Winning companies based on the public vote and an expert review will be featured at the premier annual gathering of clean energy investors and innovators around the country, the 2012 ARPA-E Energy Innovation Summit.

"We've challenged America's entrepreneurs and innovators to create new businesses based on discoveries made by our world-leading national laboratories," said U.S. Energy Secretary Steven Chu. "This is about cutting through the red tape and knocking down barriers so that we can take full advantage of America's innovation machine.
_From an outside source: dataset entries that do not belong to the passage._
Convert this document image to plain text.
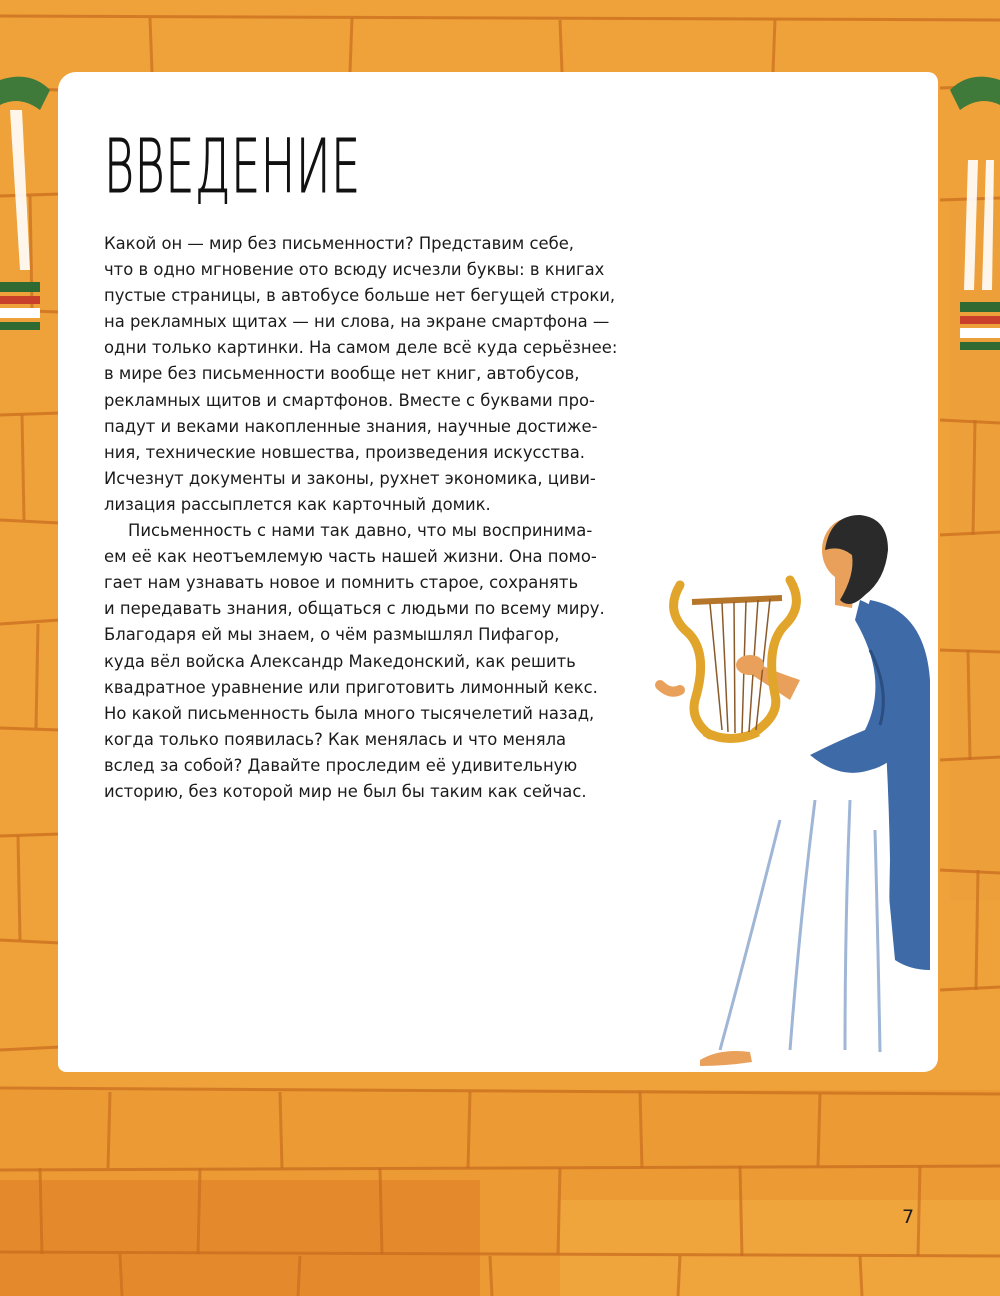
ВВЕДЕНИЕ

Какой он — мир без письменности? Представим себе,
что в одно мгновение ото всюду исчезли буквы: в книгах
пустые страницы, в автобусе больше нет бегущей строки,
на рекламных щитах — ни слова, на экране смартфона —
одни только картинки. На самом деле всё куда серьёзнее:
в мире без письменности вообще нет книг, автобусов,
рекламных щитов и смартфонов. Вместе с буквами про-
падут и веками накопленные знания, научные достиже-
ния, технические новшества, произведения искусства.
Исчезнут документы и законы, рухнет экономика, циви-
лизация рассыплется как карточный домик.

Письменность с нами так давно, что мы воспринима-
ем её как неотъемлемую часть нашей жизни. Она помо-
гает нам узнавать новое и помнить старое, сохранять
и передавать знания, общаться с людьми по всему миру.
Благодаря ей мы знаем, о чём размышлял Пифагор,
куда вёл войска Александр Македонский, как решить
квадратное уравнение или приготовить лимонный кекс.
Но какой письменность была много тысячелетий назад,
когда только появилась? Как менялась и что меняла
вслед за собой? Давайте проследим её удивительную
историю, без которой мир не был бы таким как сейчас.

7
We are unleashing start-up companies to do what they do best: create new products, new industries, and new jobs."

Profiles of the companies will be posted on http://energy.gov/topinnovator starting in mid-January. According to DOE, these are five of the companies participating in the challenge:

  • Vorbeck Materials (Jessup, Md.) is using a Pacific Northwest National Laboratory-developed method for building tiny chemical structures to improve the performance of lithium-ion batteries.
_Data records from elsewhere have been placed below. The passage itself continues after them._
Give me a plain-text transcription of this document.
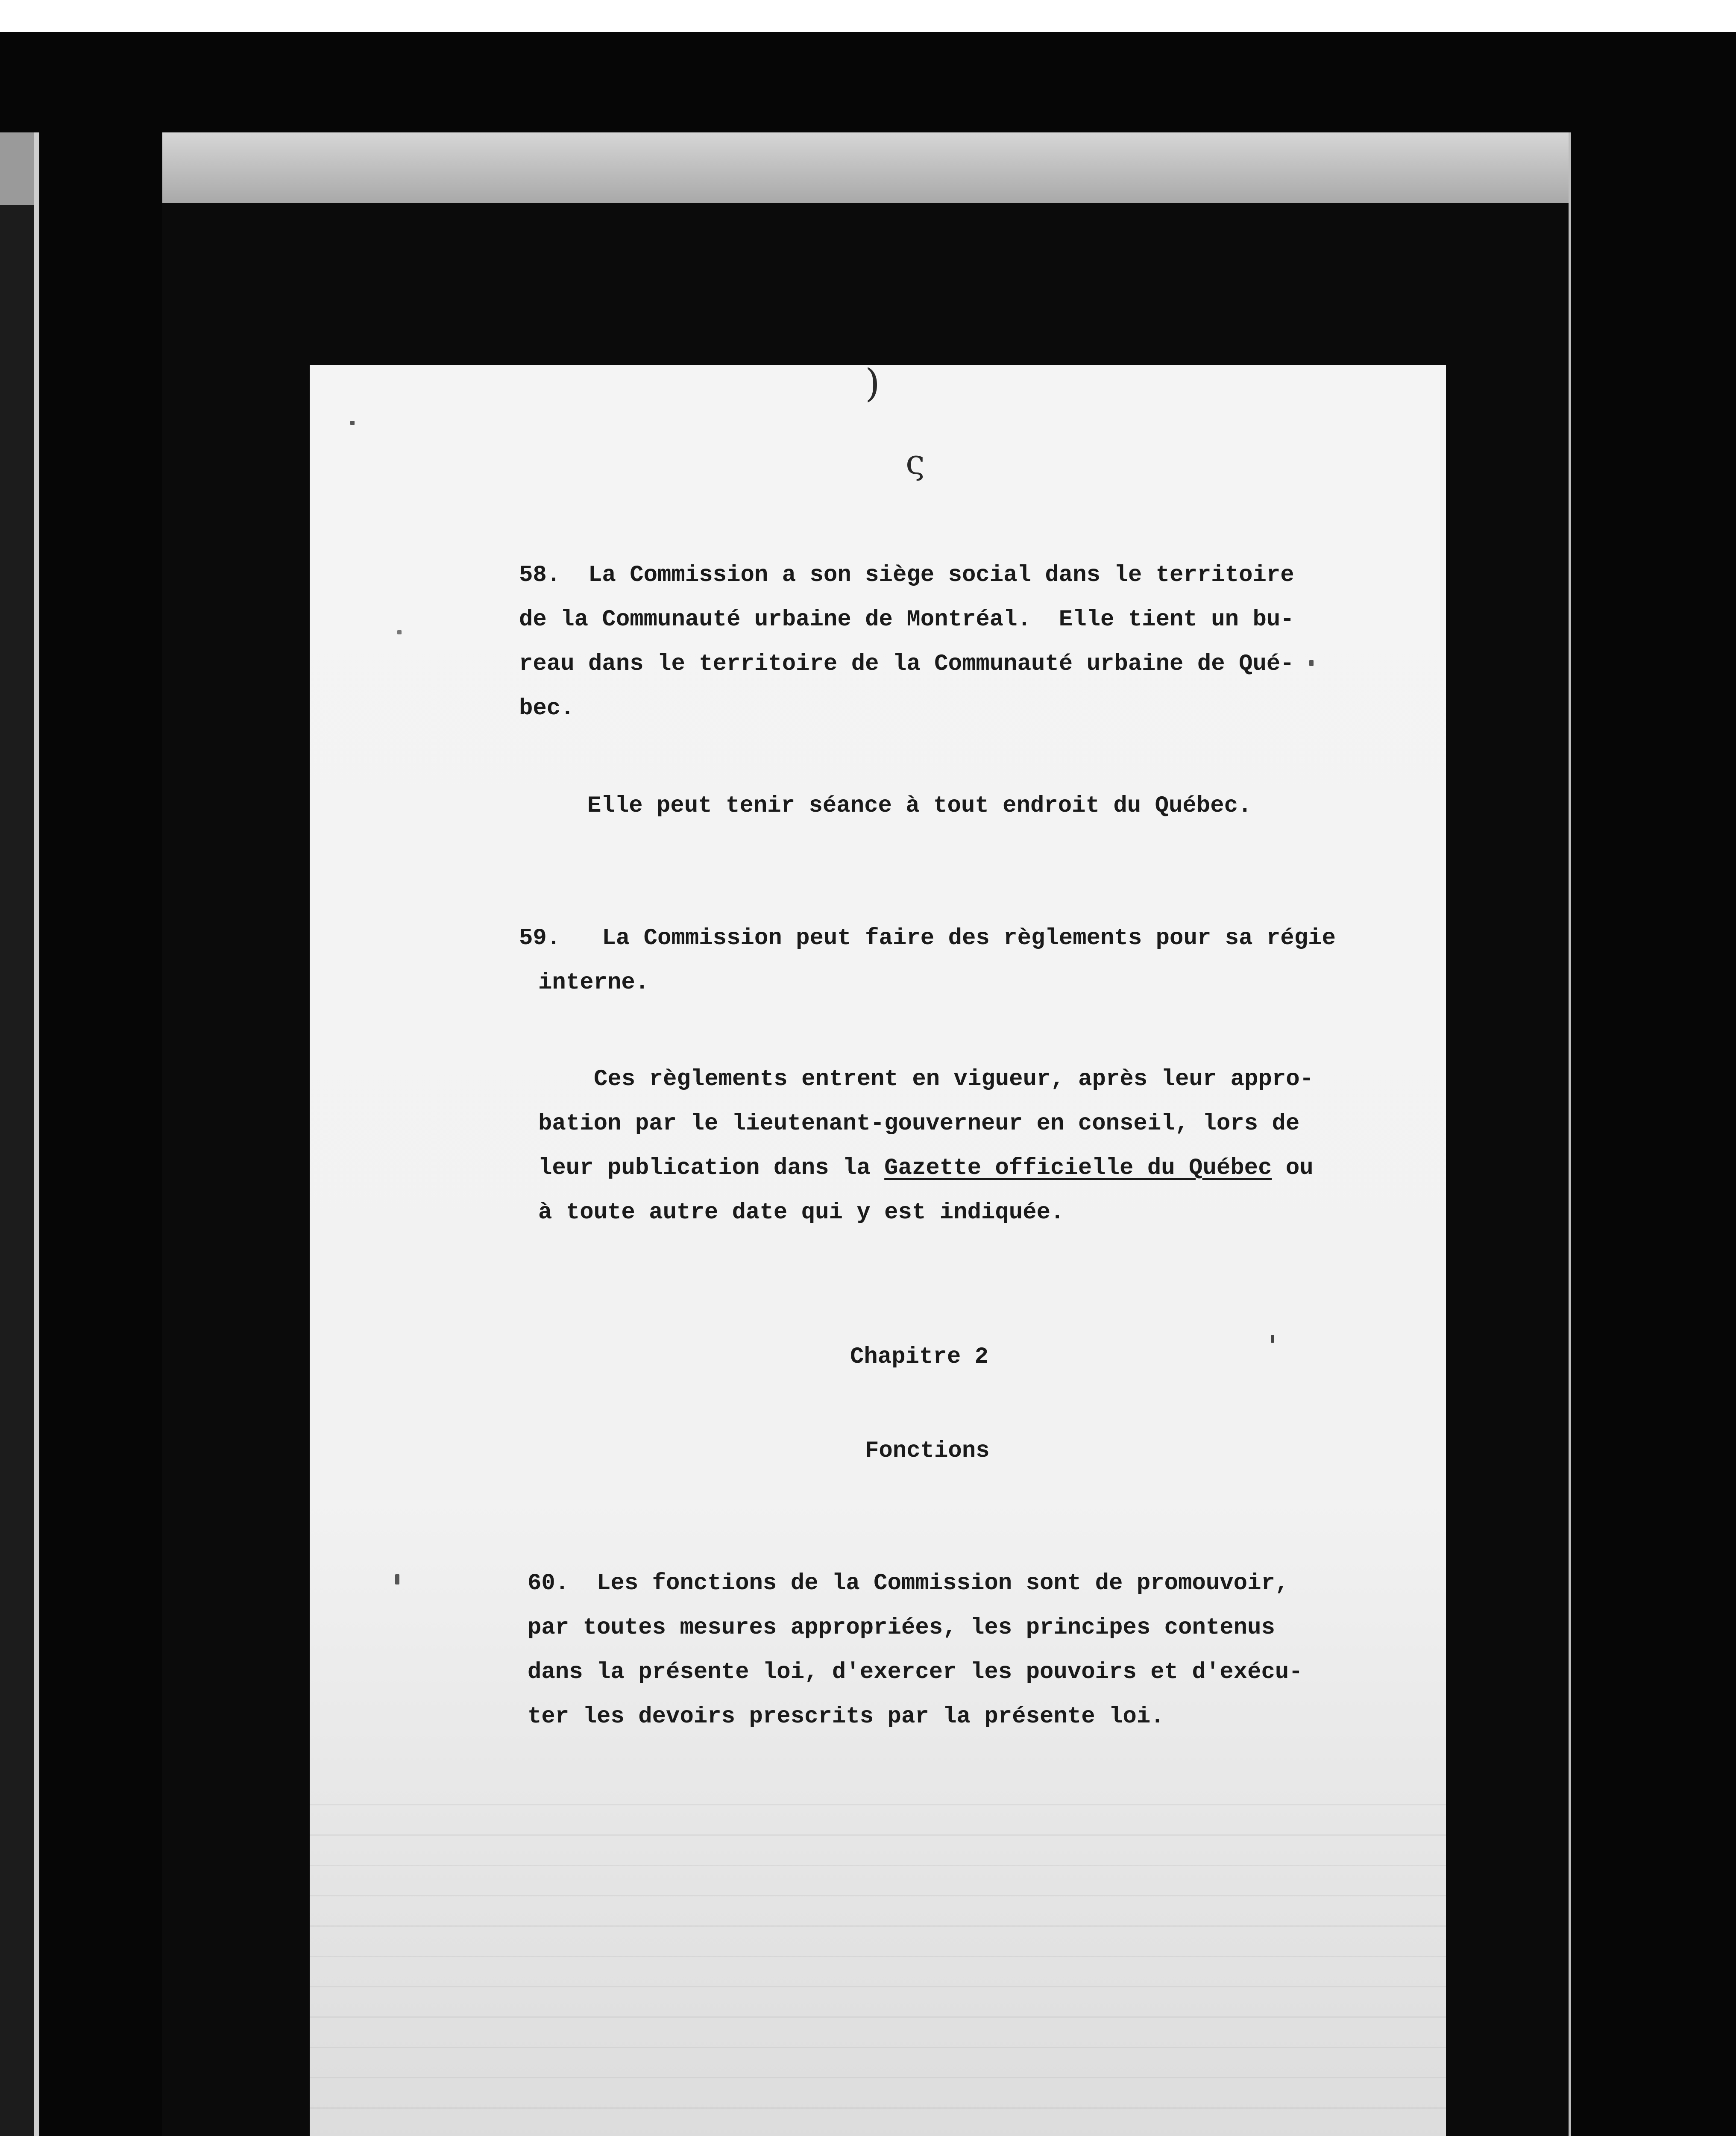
)
ς

58.  La Commission a son siège social dans le territoire

de la Communauté urbaine de Montréal.  Elle tient un bu-

reau dans le territoire de la Communauté urbaine de Qué-

bec.

Elle peut tenir séance à tout endroit du Québec.

59.   La Commission peut faire des règlements pour sa régie

interne.

Ces règlements entrent en vigueur, après leur appro-

bation par le lieutenant-gouverneur en conseil, lors de

leur publication dans la Gazette officielle du Québec ou

à toute autre date qui y est indiquée.

Chapitre 2

Fonctions

60.  Les fonctions de la Commission sont de promouvoir,

par toutes mesures appropriées, les principes contenus

dans la présente loi, d'exercer les pouvoirs et d'exécu-

ter les devoirs prescrits par la présente loi.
  • TrakLok, Inc. (Knoxville, Tenn.) intends to use an Oak Ridge National Laboratory-developed technology for tagging, tracking, locating, and communicating with cargo containers and trailers in transit. The ORNL technology provides an avenue to meet increasing requirements for shipping containers to be "smart boxes" that can be tracked electronically, according to the department, which said TrakLok uses GPS technology and satellite communications as part of its tracking and warning capability and international container locking technology to protect against container tampering, theft, vandalism, and smuggling.
  • IPAT (Nevada, Iowa) is using gas atomization technology developed at Ames Laboratory to make titanium powder with processes that are 10 times more efficient than traditional powder-making methods.
  • e-Chromic LLC (Boulder, Colo.) will use electrochromic technology developed by the National Renewable Energy Laboratory to create a new thin-film window material that reflects sunlight on demand, making windows more energy efficient while reducing cooling costs.